17. En outre, la Cour a estimé que les motifs ayant inspiré les États qui sont à l’origine, ou
votent en faveur, d’une résolution portant demande d’avis consultatif n’étaient « pas pertinents au
regard de l’exercice par la Cour de son pouvoir discrétionnaire de répondre ou non à la question qui
lui est posée »14. Ces motifs sont donc aussi peu pertinents en ce qui concerne l’exercice par la Cour
de son pouvoir discrétionnaire de rendre un avis consultatif qu’ils le sont en ce qui concerne sa
compétence.
18. Il n’y a donc aucune raison décisive pour que la Cour ne donne pas l’avis consultatif qui
lui a été demandé. Les questions posées à la Cour sont à la fois urgentes et pertinentes, et elles sont
susceptibles d’avoir une incidence pratique et immédiate et de contribuer au développement général
du droit international.
IV. CONCLUSIONS
19. Le Liechtenstein considère donc que :
a) La demande d’avis consultatif présentée par l’Assemblée générale remplit les conditions fixées
dans le Statut de la Cour et la Charte des Nations Unies, tant en ce qui concerne la compétence
de l’organe requérant que le contenu de la demande ; la Cour a donc compétence en l’espèce.
b) Il n’existe pas de « raisons décisives » pour lesquelles la Cour ne devrait pas rendre l’avis
consultatif qui lui a été demandé.
20. La Principauté du Liechtenstein se réserve le droit de fournir des informations ou de
présenter toute autre observation sur les questions soumises à la Cour pour avis consultatif dans un
éventuel deuxième exposé écrit, dont la date limite a été fixée au 25 octobre 2023.

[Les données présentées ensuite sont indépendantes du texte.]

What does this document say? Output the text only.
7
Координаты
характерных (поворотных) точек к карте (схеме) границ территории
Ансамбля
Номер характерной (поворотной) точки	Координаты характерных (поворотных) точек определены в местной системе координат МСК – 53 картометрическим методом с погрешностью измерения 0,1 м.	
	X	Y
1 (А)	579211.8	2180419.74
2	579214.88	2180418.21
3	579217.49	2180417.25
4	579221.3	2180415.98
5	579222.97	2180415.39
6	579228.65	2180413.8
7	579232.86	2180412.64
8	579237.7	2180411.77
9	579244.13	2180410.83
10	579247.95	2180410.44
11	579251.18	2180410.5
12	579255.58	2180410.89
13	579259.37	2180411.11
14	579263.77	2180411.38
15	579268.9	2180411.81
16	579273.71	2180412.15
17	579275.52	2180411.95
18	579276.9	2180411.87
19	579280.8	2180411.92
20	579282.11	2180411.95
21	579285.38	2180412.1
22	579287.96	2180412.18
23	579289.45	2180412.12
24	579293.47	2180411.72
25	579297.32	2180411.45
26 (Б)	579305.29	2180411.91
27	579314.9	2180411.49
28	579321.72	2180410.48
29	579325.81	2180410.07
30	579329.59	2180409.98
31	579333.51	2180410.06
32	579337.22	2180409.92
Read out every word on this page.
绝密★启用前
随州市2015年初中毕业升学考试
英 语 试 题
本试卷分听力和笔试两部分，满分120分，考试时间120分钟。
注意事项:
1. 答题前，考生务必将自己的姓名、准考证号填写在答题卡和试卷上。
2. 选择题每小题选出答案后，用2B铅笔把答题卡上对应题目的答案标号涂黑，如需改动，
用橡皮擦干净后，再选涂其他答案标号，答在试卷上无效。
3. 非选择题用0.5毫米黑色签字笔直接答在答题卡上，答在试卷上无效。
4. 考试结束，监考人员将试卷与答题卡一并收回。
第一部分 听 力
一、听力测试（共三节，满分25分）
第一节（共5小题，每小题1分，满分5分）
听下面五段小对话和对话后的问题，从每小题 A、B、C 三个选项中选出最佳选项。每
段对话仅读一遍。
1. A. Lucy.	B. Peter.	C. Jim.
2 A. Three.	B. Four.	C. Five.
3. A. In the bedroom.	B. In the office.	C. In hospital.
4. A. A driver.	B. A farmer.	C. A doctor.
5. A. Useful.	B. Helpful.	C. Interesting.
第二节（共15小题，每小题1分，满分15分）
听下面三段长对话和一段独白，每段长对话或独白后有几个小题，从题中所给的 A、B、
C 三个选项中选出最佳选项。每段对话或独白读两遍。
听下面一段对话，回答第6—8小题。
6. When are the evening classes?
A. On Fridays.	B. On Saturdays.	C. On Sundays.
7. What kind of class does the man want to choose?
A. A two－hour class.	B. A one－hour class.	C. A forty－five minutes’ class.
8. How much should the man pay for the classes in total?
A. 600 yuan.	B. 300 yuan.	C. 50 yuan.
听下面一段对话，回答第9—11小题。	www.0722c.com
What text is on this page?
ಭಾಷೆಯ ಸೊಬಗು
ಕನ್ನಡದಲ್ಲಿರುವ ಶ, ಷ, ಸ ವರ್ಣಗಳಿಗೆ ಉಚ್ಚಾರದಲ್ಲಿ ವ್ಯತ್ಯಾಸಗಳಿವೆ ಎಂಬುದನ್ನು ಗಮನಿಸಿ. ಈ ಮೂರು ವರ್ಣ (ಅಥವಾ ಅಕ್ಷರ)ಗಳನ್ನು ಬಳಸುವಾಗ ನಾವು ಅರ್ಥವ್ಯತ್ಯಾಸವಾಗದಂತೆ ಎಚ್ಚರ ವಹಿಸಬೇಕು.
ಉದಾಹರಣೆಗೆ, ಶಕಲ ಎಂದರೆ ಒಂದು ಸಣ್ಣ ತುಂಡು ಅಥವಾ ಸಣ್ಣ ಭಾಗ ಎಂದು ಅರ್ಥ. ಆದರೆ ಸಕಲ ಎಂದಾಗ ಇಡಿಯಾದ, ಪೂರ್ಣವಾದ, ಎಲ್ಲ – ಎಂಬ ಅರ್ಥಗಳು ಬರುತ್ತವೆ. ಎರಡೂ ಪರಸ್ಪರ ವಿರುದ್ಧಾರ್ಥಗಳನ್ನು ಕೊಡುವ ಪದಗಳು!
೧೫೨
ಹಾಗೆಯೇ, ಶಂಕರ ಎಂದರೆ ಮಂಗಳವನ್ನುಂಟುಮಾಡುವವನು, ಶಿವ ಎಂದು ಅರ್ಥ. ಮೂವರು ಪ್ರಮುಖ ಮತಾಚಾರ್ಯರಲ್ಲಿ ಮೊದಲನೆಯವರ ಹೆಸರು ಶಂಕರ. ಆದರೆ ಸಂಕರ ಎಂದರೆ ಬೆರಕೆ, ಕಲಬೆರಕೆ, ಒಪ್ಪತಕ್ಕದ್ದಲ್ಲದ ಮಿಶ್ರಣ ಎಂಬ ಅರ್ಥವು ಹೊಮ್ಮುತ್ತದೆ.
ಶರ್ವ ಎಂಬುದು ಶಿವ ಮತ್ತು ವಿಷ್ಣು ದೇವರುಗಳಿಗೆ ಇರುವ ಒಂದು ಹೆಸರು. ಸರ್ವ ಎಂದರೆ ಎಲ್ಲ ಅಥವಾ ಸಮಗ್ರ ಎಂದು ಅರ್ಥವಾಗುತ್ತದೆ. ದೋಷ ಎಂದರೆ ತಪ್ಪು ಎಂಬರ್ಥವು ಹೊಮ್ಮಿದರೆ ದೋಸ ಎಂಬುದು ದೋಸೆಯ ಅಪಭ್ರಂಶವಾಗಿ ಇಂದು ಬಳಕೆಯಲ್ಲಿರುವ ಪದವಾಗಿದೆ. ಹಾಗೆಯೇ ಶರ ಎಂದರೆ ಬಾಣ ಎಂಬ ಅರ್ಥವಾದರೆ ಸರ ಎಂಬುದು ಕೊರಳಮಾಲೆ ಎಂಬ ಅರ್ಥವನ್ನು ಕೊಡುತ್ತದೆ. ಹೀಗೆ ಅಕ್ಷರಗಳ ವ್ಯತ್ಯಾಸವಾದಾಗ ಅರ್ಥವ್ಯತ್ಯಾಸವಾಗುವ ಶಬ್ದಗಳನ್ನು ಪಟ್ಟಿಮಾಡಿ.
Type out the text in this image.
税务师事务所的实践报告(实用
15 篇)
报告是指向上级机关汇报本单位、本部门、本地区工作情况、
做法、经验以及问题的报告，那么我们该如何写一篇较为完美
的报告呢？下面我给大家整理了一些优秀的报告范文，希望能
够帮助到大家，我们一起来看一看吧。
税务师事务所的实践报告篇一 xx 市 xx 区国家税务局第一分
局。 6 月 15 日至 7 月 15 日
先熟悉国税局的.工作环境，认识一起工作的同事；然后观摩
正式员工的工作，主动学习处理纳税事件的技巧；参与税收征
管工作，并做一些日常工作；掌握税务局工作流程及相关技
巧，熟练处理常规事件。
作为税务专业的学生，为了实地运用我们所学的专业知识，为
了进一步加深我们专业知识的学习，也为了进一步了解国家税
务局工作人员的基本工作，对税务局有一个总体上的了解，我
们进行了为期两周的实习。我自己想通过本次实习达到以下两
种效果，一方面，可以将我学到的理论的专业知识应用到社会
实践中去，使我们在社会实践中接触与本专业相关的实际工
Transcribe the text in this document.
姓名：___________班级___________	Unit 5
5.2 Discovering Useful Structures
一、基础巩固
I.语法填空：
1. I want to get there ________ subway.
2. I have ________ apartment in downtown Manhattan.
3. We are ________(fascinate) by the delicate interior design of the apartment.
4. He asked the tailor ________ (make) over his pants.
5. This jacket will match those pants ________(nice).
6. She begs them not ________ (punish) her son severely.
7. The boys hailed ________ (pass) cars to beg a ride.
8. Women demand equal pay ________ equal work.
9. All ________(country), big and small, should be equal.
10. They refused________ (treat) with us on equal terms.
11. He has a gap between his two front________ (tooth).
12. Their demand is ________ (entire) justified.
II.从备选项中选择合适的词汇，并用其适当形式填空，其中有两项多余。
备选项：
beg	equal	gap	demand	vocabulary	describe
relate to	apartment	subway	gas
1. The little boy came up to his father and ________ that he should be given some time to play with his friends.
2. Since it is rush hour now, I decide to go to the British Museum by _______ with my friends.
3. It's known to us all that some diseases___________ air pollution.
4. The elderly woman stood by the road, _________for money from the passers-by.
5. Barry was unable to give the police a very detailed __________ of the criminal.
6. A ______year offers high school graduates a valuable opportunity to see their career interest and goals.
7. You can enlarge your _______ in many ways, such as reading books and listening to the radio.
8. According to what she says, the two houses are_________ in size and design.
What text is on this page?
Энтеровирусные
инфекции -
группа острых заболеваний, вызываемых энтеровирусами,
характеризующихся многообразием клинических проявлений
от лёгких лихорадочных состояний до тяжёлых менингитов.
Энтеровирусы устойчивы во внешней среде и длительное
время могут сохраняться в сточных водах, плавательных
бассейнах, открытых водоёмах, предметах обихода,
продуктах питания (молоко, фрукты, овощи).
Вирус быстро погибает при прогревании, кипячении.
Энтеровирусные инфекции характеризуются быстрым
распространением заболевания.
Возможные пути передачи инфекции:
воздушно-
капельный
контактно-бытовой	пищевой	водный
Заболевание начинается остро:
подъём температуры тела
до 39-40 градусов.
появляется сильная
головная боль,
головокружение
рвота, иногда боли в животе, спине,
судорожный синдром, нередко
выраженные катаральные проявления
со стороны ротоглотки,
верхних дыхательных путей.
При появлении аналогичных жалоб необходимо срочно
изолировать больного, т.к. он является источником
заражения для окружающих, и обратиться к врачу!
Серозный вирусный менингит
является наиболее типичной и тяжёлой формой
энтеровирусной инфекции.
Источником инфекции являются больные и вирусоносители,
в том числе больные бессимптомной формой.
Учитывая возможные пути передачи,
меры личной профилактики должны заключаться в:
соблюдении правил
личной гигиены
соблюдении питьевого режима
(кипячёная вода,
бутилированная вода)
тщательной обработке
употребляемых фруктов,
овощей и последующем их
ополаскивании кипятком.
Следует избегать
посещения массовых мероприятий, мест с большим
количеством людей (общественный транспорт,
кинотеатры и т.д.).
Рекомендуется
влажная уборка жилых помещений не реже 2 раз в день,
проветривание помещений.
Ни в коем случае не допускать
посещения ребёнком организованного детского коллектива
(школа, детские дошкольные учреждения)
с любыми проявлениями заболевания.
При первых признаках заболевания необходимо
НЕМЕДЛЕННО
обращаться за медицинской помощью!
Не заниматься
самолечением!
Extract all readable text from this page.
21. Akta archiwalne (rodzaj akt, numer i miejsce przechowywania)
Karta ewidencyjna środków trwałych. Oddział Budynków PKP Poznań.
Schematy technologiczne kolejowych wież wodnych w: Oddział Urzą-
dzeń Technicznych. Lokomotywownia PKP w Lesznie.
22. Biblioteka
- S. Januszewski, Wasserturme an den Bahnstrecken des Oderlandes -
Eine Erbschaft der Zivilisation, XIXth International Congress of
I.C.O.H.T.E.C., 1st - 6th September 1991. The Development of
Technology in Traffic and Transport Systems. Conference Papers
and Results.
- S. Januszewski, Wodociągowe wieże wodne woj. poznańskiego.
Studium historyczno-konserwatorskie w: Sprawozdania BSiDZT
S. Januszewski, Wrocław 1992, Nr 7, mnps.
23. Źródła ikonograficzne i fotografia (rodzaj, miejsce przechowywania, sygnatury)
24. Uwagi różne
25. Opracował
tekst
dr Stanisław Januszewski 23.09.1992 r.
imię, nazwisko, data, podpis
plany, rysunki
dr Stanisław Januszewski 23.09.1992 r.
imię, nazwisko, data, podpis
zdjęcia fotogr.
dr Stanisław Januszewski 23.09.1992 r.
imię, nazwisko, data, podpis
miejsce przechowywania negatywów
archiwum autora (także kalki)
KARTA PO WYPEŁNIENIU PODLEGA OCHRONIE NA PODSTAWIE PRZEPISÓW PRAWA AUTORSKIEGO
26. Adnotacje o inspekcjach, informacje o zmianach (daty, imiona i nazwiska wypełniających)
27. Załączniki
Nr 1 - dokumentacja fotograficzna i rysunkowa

Bruxelles, le 17 juillet 2023.
L’ambassadeur,
Ambassade du Liechtenstein en Belgique.
___________
13 Voir, par exemple, les préambules des résolutions suivantes de l’Assemblée générale des Nations Unies : Comité
pour l’exercice des droits inaliénables du peuple palestinien, 3 décembre 2002, doc. A/RES/57/107 ; Comité pour l’exercice
des droits inaliénables du peuple palestinien, 3 décembre 2003, doc. A/RES/58/18 ; Comité pour l’exercice des droits
inaliénables du peuple palestinien, 3 décembre 2019, doc. A/RES/74/10 ; Comité pour l’exercice des droits inaliénables du
peuple palestinien, 2 décembre 2020, doc. A/RES/75/20 ; Comité pour l’exercice des droits inaliénables du peuple
palestinien, 30 novembre 2022, doc. A/RES/77/22.
14 Voir avis consultatif relatif au Kosovo, [p. 417,] par. 33.